Gego wird den Bauboom zunächst als Innenarchitektin mit Entwürfen für Restaurants, Bars und Nachtclubs begleiten. Für ihre eigene Familie entwirft sie dann Ende der Vierzigerjahre auch eine Villa, sie hat den deutschen Geschäftsmann Ernst Gunz geheiratet, gemeinsam eröffnen sie eine Werkstatt für Lampen und Möbel. Doch die studierte Ingenieurin schlägt in den Fünfzigerjahren dann einen anderen Weg ein und wird Künstlerin. Gego arbeitet an Parallelarchitekturen, entwirft schon in den Sechzigerjahren Werke, die man heute als Kunst am Bau definieren würde wie ihre "Treppe aus Aluminium", die mit dem umgebenden Gebäude zu verschmelzen scheint.

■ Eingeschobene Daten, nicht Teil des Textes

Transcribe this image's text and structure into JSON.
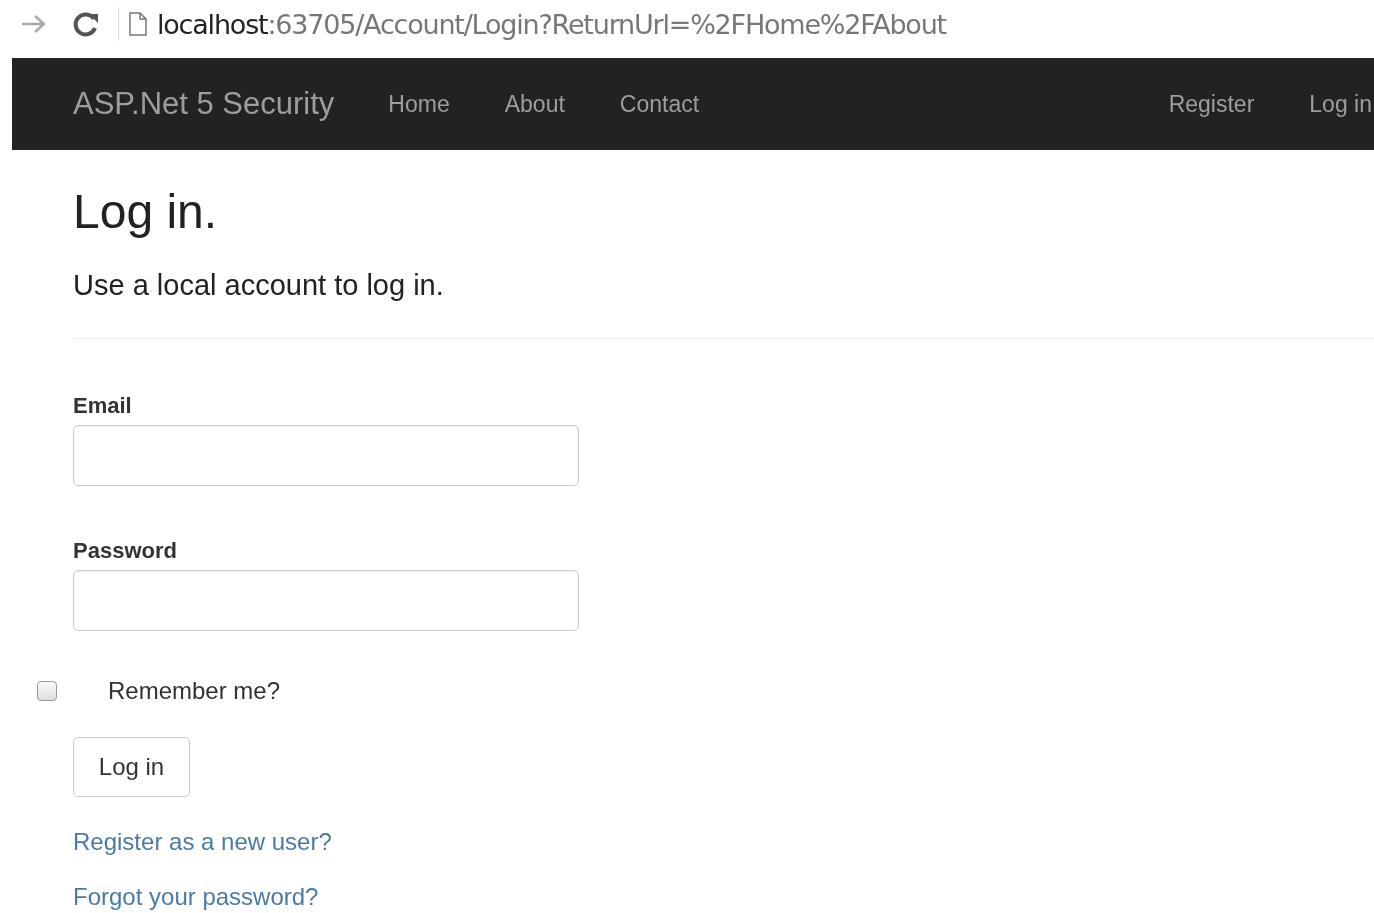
{
  "browser": {
    "address": {
      "host": "localhost",
      "path": ":63705/Account/Login?ReturnUrl=%2FHome%2FAbout"
    }
  },
  "navbar": {
    "brand": "ASP.Net 5 Security",
    "left_links": [
      "Home",
      "About",
      "Contact"
    ],
    "right_links": [
      "Register",
      "Log in"
    ]
  },
  "page": {
    "title": "Log in.",
    "subtitle": "Use a local account to log in.",
    "fields": [
      {
        "label": "Email"
      },
      {
        "label": "Password"
      }
    ],
    "remember": {
      "label": "Remember me?",
      "checked": false
    },
    "submit": "Log in",
    "links": [
      "Register as a new user?",
      "Forgot your password?"
    ]
  }
}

Diese Großprojekte machen sie in ganz Südamerika berühmt, zudem ist sie als Lehrerin - unter anderem mit ihrem Grundkurs "Taller Gego" - einflussreich. Vor allem ihre Skulpturen im Stadtraum zehren davon, dass sie nicht nur Maßstab und Konstruktion studiert hat, sondern auch Bautechniken und Materialien. Schon 1974 stellt die lateinamerikanische Kunstkritikerin Marta Traba anerkennend fest: "Ohne diese technisch-professionelle Grundlage wäre es ihr nicht möglich gewesen, ihr Werk zu realisieren."

Gego. Die Architektur einer Künstlerin. Kunstmuseum Stuttgart. Bis 10. Juli. Der Katalog kostet 35 Euro.